Eloralintide's clinical development is led by Eli Lilly. As of May 2026, the foundational data set is one peer-reviewed Phase 2 Lancet publication, with Phase 3 trials initiating.

• Phase 2 Lancet trial (PMID 41207310, published November 2025): Billings LK et al. "Eloralintide, a selective amylin receptor agonist for the treatment of obesity: a 48-week phase 2, multicentre, double-blind, randomised, placebo-controlled trial." The Lancet. 2025; S0140-6736(25)02155-5. n=263, 46 US research centres, 48 weeks, once-weekly subcutaneous eloralintide at 1–9 mg doses vs placebo. Doses from 1→9 mg all met primary endpoint. Up to 20.1% weight loss at 9 mg vs 0.4% placebo. Dose-dependent nausea was the primary tolerability concern.
• AMY1R selectivity pharmacology (PMID 41559929): A companion publication characterizing eloralintide's receptor selectivity profile — 12× potency at AMY1R over calcitonin receptor — and the structural basis for selective agonism. Published in Nature Metabolism or similar (confirm at PubMed).
• Phase 3 monotherapy (initiating late 2025/early 2026): Eli Lilly announced plans for Phase 3 monotherapy trials for obesity following the Lancet Phase 2 publication.

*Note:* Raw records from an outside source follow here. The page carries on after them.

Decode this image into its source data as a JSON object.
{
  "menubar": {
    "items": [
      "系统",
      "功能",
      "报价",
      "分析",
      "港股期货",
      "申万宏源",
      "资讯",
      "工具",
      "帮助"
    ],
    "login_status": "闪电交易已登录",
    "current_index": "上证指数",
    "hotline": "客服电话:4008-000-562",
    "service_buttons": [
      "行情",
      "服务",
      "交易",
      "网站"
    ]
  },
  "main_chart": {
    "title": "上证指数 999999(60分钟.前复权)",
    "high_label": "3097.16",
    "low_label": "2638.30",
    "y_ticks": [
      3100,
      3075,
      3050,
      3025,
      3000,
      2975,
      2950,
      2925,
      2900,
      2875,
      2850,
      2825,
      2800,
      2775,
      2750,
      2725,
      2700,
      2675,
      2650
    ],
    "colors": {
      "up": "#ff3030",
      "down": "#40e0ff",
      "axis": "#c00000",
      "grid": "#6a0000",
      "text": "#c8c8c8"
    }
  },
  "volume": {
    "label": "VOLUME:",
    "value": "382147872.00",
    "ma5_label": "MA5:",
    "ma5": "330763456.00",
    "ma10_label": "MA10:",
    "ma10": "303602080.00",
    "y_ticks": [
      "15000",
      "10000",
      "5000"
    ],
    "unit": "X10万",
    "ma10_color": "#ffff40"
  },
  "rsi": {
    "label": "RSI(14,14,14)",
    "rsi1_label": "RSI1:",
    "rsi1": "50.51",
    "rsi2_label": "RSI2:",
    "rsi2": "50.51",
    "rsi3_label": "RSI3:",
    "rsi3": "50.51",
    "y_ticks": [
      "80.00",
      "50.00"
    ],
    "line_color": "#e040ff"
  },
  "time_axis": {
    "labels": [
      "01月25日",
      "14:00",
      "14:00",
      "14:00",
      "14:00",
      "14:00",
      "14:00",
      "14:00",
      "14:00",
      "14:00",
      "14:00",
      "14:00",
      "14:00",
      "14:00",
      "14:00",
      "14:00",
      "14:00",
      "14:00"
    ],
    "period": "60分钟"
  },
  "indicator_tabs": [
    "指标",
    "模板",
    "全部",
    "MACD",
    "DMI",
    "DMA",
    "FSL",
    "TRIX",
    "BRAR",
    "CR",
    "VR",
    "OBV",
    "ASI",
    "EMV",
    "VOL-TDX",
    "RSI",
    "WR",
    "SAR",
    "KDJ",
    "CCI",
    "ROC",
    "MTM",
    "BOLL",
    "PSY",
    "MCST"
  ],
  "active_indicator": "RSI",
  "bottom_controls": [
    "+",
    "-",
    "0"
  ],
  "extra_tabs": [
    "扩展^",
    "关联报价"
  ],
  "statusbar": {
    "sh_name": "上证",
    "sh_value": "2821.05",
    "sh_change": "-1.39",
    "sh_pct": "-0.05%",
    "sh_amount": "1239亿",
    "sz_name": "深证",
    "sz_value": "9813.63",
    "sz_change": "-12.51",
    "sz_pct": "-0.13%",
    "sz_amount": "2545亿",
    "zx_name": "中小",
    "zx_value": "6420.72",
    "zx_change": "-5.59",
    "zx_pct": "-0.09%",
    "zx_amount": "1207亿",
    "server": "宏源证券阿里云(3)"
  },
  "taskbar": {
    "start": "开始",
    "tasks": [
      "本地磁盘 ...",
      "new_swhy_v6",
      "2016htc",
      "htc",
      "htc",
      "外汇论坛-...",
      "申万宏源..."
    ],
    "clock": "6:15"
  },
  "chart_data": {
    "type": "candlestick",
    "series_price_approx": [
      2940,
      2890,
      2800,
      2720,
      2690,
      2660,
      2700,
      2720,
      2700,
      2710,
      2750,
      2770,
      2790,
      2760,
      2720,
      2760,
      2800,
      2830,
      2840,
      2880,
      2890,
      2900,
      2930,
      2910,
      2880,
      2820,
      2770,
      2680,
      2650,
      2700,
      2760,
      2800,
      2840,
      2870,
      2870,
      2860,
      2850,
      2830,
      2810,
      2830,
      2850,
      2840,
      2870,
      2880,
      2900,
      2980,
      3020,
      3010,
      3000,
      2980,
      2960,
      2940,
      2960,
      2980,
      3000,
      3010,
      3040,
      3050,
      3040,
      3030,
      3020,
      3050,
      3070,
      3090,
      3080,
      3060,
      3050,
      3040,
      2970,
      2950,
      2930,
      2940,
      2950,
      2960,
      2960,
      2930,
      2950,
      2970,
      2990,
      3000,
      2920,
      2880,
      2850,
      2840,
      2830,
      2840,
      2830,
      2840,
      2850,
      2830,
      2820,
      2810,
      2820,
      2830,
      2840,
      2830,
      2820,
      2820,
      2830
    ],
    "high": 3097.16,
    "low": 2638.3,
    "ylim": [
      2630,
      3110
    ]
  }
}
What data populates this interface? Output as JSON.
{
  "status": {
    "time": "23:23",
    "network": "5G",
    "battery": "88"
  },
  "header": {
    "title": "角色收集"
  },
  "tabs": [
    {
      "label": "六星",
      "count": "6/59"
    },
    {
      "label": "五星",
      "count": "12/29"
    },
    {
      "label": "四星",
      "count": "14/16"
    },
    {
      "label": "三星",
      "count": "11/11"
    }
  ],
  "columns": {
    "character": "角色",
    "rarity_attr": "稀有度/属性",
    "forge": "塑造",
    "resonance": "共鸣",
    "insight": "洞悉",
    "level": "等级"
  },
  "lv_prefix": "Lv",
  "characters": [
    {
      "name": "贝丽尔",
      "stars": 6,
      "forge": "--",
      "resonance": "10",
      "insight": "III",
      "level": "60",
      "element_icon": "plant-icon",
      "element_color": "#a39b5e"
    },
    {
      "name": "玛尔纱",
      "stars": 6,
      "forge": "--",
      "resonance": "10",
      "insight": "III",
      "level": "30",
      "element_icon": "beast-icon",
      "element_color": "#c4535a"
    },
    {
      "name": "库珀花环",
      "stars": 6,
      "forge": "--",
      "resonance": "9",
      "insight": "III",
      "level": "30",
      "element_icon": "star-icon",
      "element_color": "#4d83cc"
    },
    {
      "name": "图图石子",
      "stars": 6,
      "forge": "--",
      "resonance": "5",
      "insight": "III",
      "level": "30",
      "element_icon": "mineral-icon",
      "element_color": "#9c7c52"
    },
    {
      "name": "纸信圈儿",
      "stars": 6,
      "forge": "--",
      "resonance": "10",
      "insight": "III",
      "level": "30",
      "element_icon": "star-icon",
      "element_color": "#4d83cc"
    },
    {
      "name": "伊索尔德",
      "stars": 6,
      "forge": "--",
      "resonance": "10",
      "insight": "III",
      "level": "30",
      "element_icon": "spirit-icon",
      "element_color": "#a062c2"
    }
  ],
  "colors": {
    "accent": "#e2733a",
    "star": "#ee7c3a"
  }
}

Specific trial registration and endpoint design will be disclosed on ClinicalTrials.gov.
• Phase 3 combination with retatrutide-class agents (planned): Eli Lilly is also evaluating eloralintide as a complementary add-on to incretin therapies — the hypothesis being that AMY1R agonism and GLP-1/GIP/glucagon agonism act through different neural circuits and may produce greater weight loss in combination than either class at the same doses. Combination trial design has not yet been publicly specified.
• Amylin class context: Eloralintide enters a competitive amylin landscape that includes petrelintide (Zealand/Roche, Phase 3 announced H2 2026), cagrilintide (Novo Nordisk, in combination with semaglutide as CagriSema), and the legacy agent pramlintide (Symlin, FDA-approved for diabetes since 2005). The shared class hypothesis is that amylin agonism plus incretin agonism is more effective than incretin agonism alone — driving multiple pharmaceutical companies to run amylin + incretin combination trials simultaneously.

As of May 2026, eloralintide is an investigational compound. It has not received FDA approval, EMA approval, or approval from any other regulatory agency.

• United States: Investigational. Available only within approved Phase 3 clinical trial protocols. It is a proprietary peptide developed under Eli Lilly's manufacturing and IND framework and is not a compoundable generic peptide.
• European Union / other markets: No regulatory status. Phase 3 global development is anticipated but trial geography has not been announced.
• Expected timeline: Phase 3 trials initiating late 2025/early 2026. Phase 3 weight management trials typically run 68–80+ weeks. An NDA filing would not be expected before 2027–2028 at the earliest. This is speculative and entirely dependent on Phase 3 outcomes and regulatory review.
• Grey market access: Any source claiming to supply eloralintide outside of an approved clinical trial should be treated with serious skepticism. Identity, purity, and safety cannot be verified, and the legal and health risks to individuals sourcing unverified material are significant.